2. The Industrial Market: aka the organisational market = market for goods sold to and
purchased by businesses for use in their own production, which they sell at a profit.
3. The Intermediary Market: organisations that buy products and resell them without any
processing, for making a profit. Resellers.
4. The Institutional Market: large scale users (nursing homes, schools or hospital cafeterias),
government agencies and non-profit organisations. Similar buying behaviour as industrial
customers.
, Suppliers
Supplier marketing (procurement marketing)
Buying from several suppliers = multiple sourcing
Intermediaries
Companies that operate as a link between producers and consumers or, as middlemen, specialise in
providing services to facilitate transactions between suppliers and customers.
Examples: distributors (wholesalers and retailers), marketing research agencies and transportation
and storage companies.
The costs that intermediaries add are offset by the utilities they create; utility is a measure of the
extent to which a product or service satisfies the needs and wants of a consumer or organisation.
There is a wide separation between the production and the consumption of a product. The
intermediaries add value by bridging the differences. These include:
- Differences in quantity.
Products are made/shipped in large numbers, but the individual only needs a small amount.
- Differences in time.
Some vegetables are only grown in summer, skis only sold in winter. Time utility by making
the product available to the consumer when needed.
- Differences in place
Production in China, but consumption at home, leading to spatial market separation. Trough
transportation, manufacturers create place utility.

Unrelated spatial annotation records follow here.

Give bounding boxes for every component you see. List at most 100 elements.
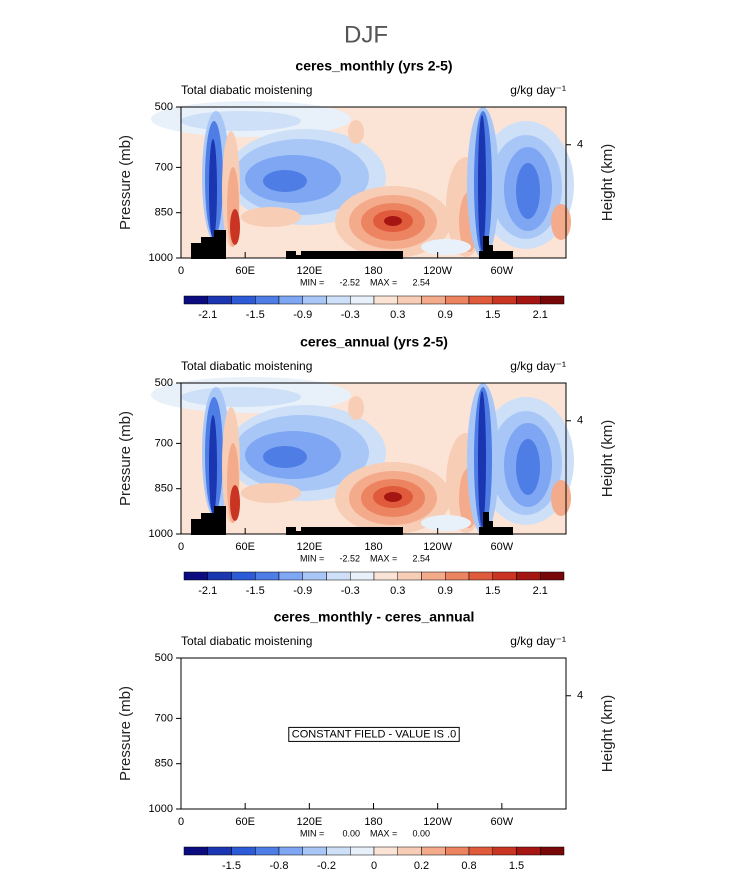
colorbar-box [516,571,541,581]
colorbar-label: -0.2 [317,860,336,872]
panel-subtitle: Total diabatic moistening [181,83,312,97]
colorbar-label: 0.2 [414,860,429,872]
y2-tick-label: 4 [577,690,583,702]
colorbar-box [445,846,470,856]
colorbar-box [421,846,446,856]
y-axis-label: Pressure (mb) [117,135,134,230]
units: g/kg day⁻¹ [510,359,566,373]
contour-fill [181,111,301,131]
colorbar-box [183,295,208,305]
y-tick-label: 700 [155,712,173,724]
x-tick-label: 0 [178,816,184,828]
colorbar-label: 0 [371,860,377,872]
colorbar-box [278,571,303,581]
colorbar-label: 2.1 [533,309,548,321]
x-tick-label: 120E [296,265,322,277]
contour-fill [551,204,571,240]
panel-title: ceres_monthly - ceres_annual [274,609,475,625]
contour-fill [384,492,402,502]
colorbar-box [468,846,493,856]
colorbar-box [255,571,280,581]
terrain [479,236,513,259]
colorbar-box [397,571,422,581]
colorbar-box [231,571,256,581]
x-tick-label: 60W [491,265,514,277]
y2-axis-label: Height (km) [599,144,616,222]
colorbar-label: -2.1 [198,309,217,321]
colorbar-label: -1.5 [246,309,265,321]
colorbar-box [302,846,327,856]
colorbar-label: 0.3 [390,309,405,321]
stat-value: 0.00 [412,828,430,838]
figure-title: DJF [344,21,388,48]
x-tick-label: 120E [296,816,322,828]
contour-fill [551,480,571,516]
units: g/kg day⁻¹ [510,634,566,648]
stat-label: MAX = [370,553,397,563]
colorbar-box [326,846,351,856]
colorbar-box [350,846,375,856]
colorbar-box [183,571,208,581]
contour-fill [384,216,402,226]
colorbar-box [231,295,256,305]
contour-fill [421,515,471,531]
x-tick-label: 60W [491,816,514,828]
y-axis-label: Pressure (mb) [117,411,134,506]
x-tick-label: 60E [235,541,255,553]
contour-fill [241,483,301,503]
terrain [191,506,226,535]
x-tick-label: 180 [364,265,382,277]
y-tick-label: 850 [155,483,173,495]
colorbar-box [397,846,422,856]
colorbar-box [421,295,446,305]
stat-label: MIN = [300,828,324,838]
x-tick-label: 120W [423,265,452,277]
x-tick-label: 60E [235,816,255,828]
contour-fill [209,415,217,515]
colorbar-box [397,295,422,305]
colorbar-box [445,571,470,581]
contour-fill [230,485,240,521]
contour-fill [478,391,486,527]
contour-fill [348,396,364,420]
contour-fill [478,115,486,251]
x-tick-label: 180 [364,541,382,553]
colorbar-label: 0.9 [438,309,453,321]
colorbar-box [207,846,232,856]
contour-fill [241,207,301,227]
colorbar-box [326,571,351,581]
colorbar-box [468,571,493,581]
stat-label: MAX = [370,277,397,287]
terrain [191,230,226,259]
y-tick-label: 500 [155,652,173,664]
colorbar-box [492,846,517,856]
y-tick-label: 850 [155,207,173,219]
colorbar-label: -0.3 [341,585,360,597]
contour-field [151,377,574,535]
colorbar-box [350,295,375,305]
colorbar-box [373,571,398,581]
colorbar-box [302,295,327,305]
y-tick-label: 850 [155,758,173,770]
x-tick-label: 0 [178,265,184,277]
y2-axis-label: Height (km) [599,695,616,773]
stat-value: -2.52 [339,553,360,563]
colorbar-box [278,846,303,856]
colorbar-box [492,571,517,581]
y-axis-label: Pressure (mb) [117,686,134,781]
y-tick-label: 1000 [149,252,173,264]
colorbar-label: -0.9 [293,585,312,597]
colorbar-label: 1.5 [509,860,524,872]
stat-value: 2.54 [412,277,430,287]
colorbar-box [255,846,280,856]
y-tick-label: 700 [155,161,173,173]
colorbar-box [207,571,232,581]
x-tick-label: 60W [491,541,514,553]
contour-fill [230,209,240,245]
colorbar-box [540,571,565,581]
colorbar-box [231,846,256,856]
contour-fill [263,170,307,192]
contour-fill [516,439,540,495]
colorbar-box [183,846,208,856]
panel-subtitle: Total diabatic moistening [181,359,312,373]
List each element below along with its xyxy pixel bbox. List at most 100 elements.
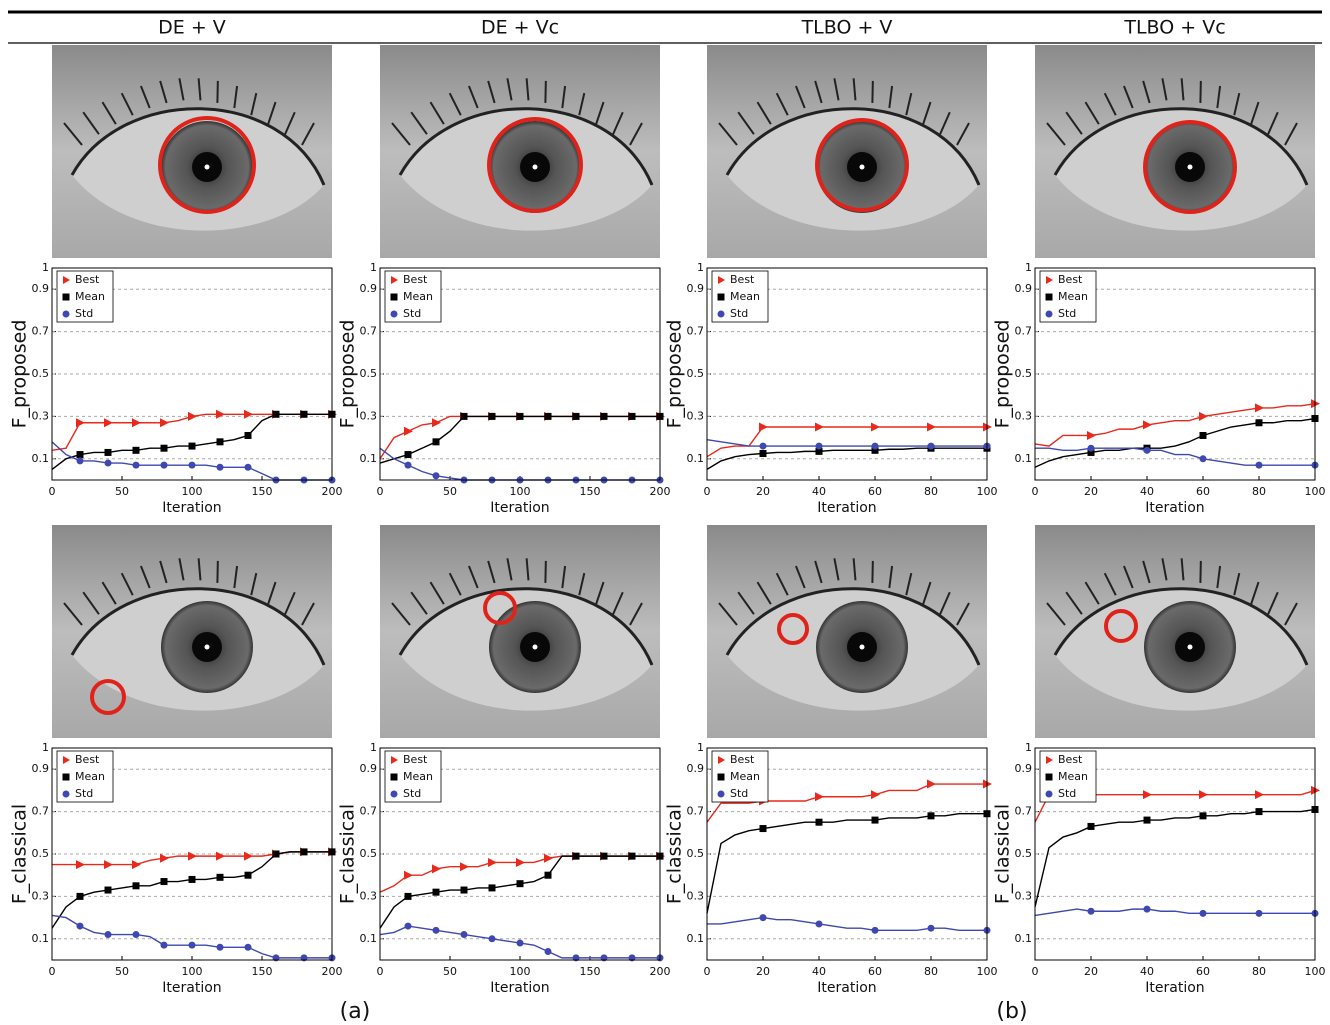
x-tick-label: 50 <box>115 485 129 498</box>
eye-image <box>380 45 660 258</box>
legend-label: Best <box>730 273 755 286</box>
glint <box>1188 645 1193 650</box>
x-axis-label: Iteration <box>162 500 221 516</box>
marker <box>161 462 168 469</box>
legend-marker <box>718 311 725 318</box>
legend-label: Mean <box>75 290 105 303</box>
column-header: DE + V <box>158 17 226 39</box>
legend-marker <box>391 791 398 798</box>
x-tick-label: 100 <box>1305 965 1326 978</box>
legend-marker <box>391 294 398 301</box>
marker <box>405 893 412 900</box>
y-tick-label: 0.9 <box>687 282 705 295</box>
marker <box>189 942 196 949</box>
eye-image <box>1035 525 1315 738</box>
y-tick-label: 0.5 <box>687 367 705 380</box>
legend-label: Std <box>1058 787 1076 800</box>
y-tick-label: 0.9 <box>360 762 378 775</box>
marker <box>517 880 524 887</box>
y-axis-label: F_proposed <box>664 320 686 429</box>
x-tick-label: 150 <box>252 485 273 498</box>
marker <box>545 872 552 879</box>
legend-marker <box>718 774 725 781</box>
marker <box>245 944 252 951</box>
marker <box>928 812 935 819</box>
marker <box>1256 462 1263 469</box>
marker <box>601 413 608 420</box>
marker <box>545 948 552 955</box>
marker <box>105 931 112 938</box>
x-tick-label: 20 <box>756 965 770 978</box>
x-tick-label: 50 <box>443 485 457 498</box>
marker <box>489 935 496 942</box>
marker <box>760 825 767 832</box>
marker <box>161 878 168 885</box>
marker <box>433 472 440 479</box>
marker <box>217 438 224 445</box>
y-tick-label: 0.5 <box>32 847 50 860</box>
y-tick-label: 0.7 <box>1015 805 1033 818</box>
x-tick-label: 200 <box>650 965 671 978</box>
x-tick-label: 200 <box>650 485 671 498</box>
x-tick-label: 20 <box>1084 965 1098 978</box>
legend-label: Mean <box>403 290 433 303</box>
legend-marker <box>63 791 70 798</box>
marker <box>872 817 879 824</box>
marker <box>489 884 496 891</box>
x-tick-label: 0 <box>1032 485 1039 498</box>
marker <box>816 443 823 450</box>
x-tick-label: 0 <box>704 965 711 978</box>
x-tick-label: 50 <box>443 965 457 978</box>
marker <box>105 887 112 894</box>
marker <box>105 449 112 456</box>
eye-image <box>52 525 332 738</box>
panel-label: (b) <box>996 999 1027 1024</box>
x-tick-label: 100 <box>510 965 531 978</box>
glint <box>860 165 865 170</box>
legend-label: Best <box>403 273 428 286</box>
y-tick-label: 0.3 <box>1015 409 1033 422</box>
glint <box>205 645 210 650</box>
x-tick-label: 0 <box>1032 965 1039 978</box>
legend-marker <box>718 294 725 301</box>
x-tick-label: 200 <box>322 965 343 978</box>
marker <box>433 889 440 896</box>
x-tick-label: 0 <box>49 965 56 978</box>
legend-marker <box>391 774 398 781</box>
x-axis-label: Iteration <box>1145 980 1204 996</box>
marker <box>189 443 196 450</box>
glint <box>860 645 865 650</box>
marker <box>760 443 767 450</box>
y-tick-label: 0.3 <box>687 889 705 902</box>
y-tick-label: 0.1 <box>32 452 50 465</box>
legend-marker <box>63 774 70 781</box>
marker <box>273 411 280 418</box>
x-tick-label: 20 <box>1084 485 1098 498</box>
y-tick-label: 0.3 <box>360 889 378 902</box>
y-tick-label: 0.7 <box>687 805 705 818</box>
marker <box>301 411 308 418</box>
legend-marker <box>1046 774 1053 781</box>
y-tick-label: 0.7 <box>687 325 705 338</box>
y-tick-label: 0.7 <box>32 805 50 818</box>
marker <box>517 940 524 947</box>
marker <box>433 438 440 445</box>
marker <box>133 447 140 454</box>
legend-marker <box>63 311 70 318</box>
y-axis-label: F_proposed <box>992 320 1014 429</box>
marker <box>405 451 412 458</box>
x-axis-label: Iteration <box>1145 500 1204 516</box>
marker <box>1088 823 1095 830</box>
y-tick-label: 1 <box>370 741 377 754</box>
marker <box>433 927 440 934</box>
marker <box>189 876 196 883</box>
x-tick-label: 100 <box>182 965 203 978</box>
x-tick-label: 40 <box>812 965 826 978</box>
marker <box>245 432 252 439</box>
column-header: DE + Vc <box>481 17 559 39</box>
x-tick-label: 60 <box>1196 965 1210 978</box>
x-tick-label: 100 <box>1305 485 1326 498</box>
marker <box>405 923 412 930</box>
y-axis-label: F_proposed <box>9 320 31 429</box>
legend-label: Std <box>75 787 93 800</box>
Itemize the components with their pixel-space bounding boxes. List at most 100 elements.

- Differences in product assortment
Consumers like to choose from range of products that is varied. Wholesalers and retailers
offer customer-oriented merchandise mix by combining the products.
Competition
in-sector competition:
Brand competition:
Other brand of the same type of product, more or less substitutes. (Heineken & Grolsch)
Product competition:
Different types of products within a particular product category. (malt beer & white beer)
Cross-sector competition:
Generic competition:
Alternative product lines that are able to satisfy the same need. (beer & wine & whiskey)
Need competition:
Different kinds of needs for which the consumer is willing to pay. (eating out & saving for holiday)
Benchmarking is a comparison of a firm’s own business processes and performance in various
activities with those of other organisations.
A company’s results are not only dependent on its customers, suppliers, intermediaries and
competitors, but also on public groups.